Nous voici donc au cœur du problème. Nous nous sommes dotés d’une super institution bancaire (banque centrale) supposée autonome, intègre et indépendante qui doit réguler la création monétaire alors qu’elle n’est pas maître des robinets qui ouvrent et ferment l’arrivée des sousous ???
Les banques, dans leur grande mansuétude, ont alloué plus de crédits, donc de monnaie, que l’économie n’était capable de créer de biens et services. Les banques ont donc créé et créent encore de l’inflation ! En Allemagne par exemple, entre 1992 et 2008, la masse monétaire a augmenté 8 fois plus que l’économie.
Mais cette inflation ne se traduit pas par une dépréciation de la monnaie car elle est injectée dans l’économie spéculative et dans les paradis fiscaux. Une économie casino qui ne représente en rien l’économie réelle. Selon Bernard Lietaer, 98% des échanges monétaires journaliers dans le monde servent l’économie casino ! 95% de la monnaie en circulation est scripturale (électronique) et facilement créée par les banques. Seuls 5% représentent l’argent liquide qui relève de la compétence de la banque centrale (pièces, billets et monnaie centrale scripturale).
Tout cet argent accordé à la légère circule donc ailleurs que là où il devrait être. Raison pour laquelle, certains économistes et politiques actuels (Roubibi, Krugman, Pinsole, Marine Le Pen) préconisent d’arrêter de monétiser pour le système et de monétiser directement pour les Etats, les citoyens, l’économie réelle. En voilà une bonne idée ? C’est vrai au fond, pourquoi devrions-nous faire tourner la planche à billet pour un puits sans fond plutôt que pour nous?
Le hic, c’est que dans ce cas (monétisation directe de la dette des Etats), il n’y aura plus stockage dans l’économie casino mais injection directe dans l’économie réelle et on risque fort de déprécier la monnaie!
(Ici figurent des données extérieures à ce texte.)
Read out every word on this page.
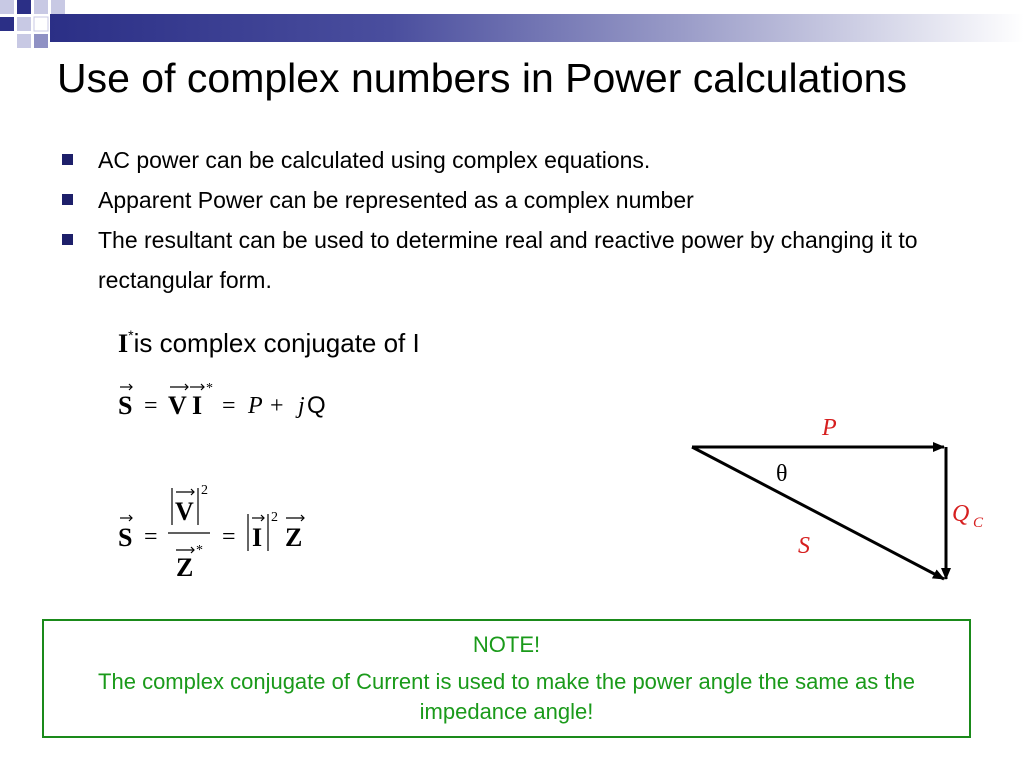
Use of complex numbers in Power calculations
AC power can be calculated using complex equations.
Apparent Power can be represented as a complex number
The resultant can be used to determine real and reactive power by changing it to rectangular form.
I*is complex conjugate of I
S = V I
*
= P + j Q
S =
V
2
Z
*
= I
2
Z
P
θ
S
Q C
NOTE!
The complex conjugate of Current is used to make the power angle the same as the impedance angle!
Sauf gestion très fine et délicate, on risque vite d’entrer dans une spirale zimbabwéenne, zaïroise, argentine ou la symbolique hyperinflation de la république de Weimar.
Dans la gestion actuelle de notre monnaie, créée, en fin de compte, par monsieur tout le monde, nous sommes donc face à un sérieux dilemme : soit on monétise pour les riches et l’économie casino mais ça ne résout pas la crise, soit on monétise pour les pauvres et l’économie réelle mais ça dévalue la monnaie ! Une autre alternative, plus simple et qui fait toujours recette, c’est de taxer encore plus les pauvres pour tenter de rééquilibrer les déficits mais ça ne résout pas la crise non plus…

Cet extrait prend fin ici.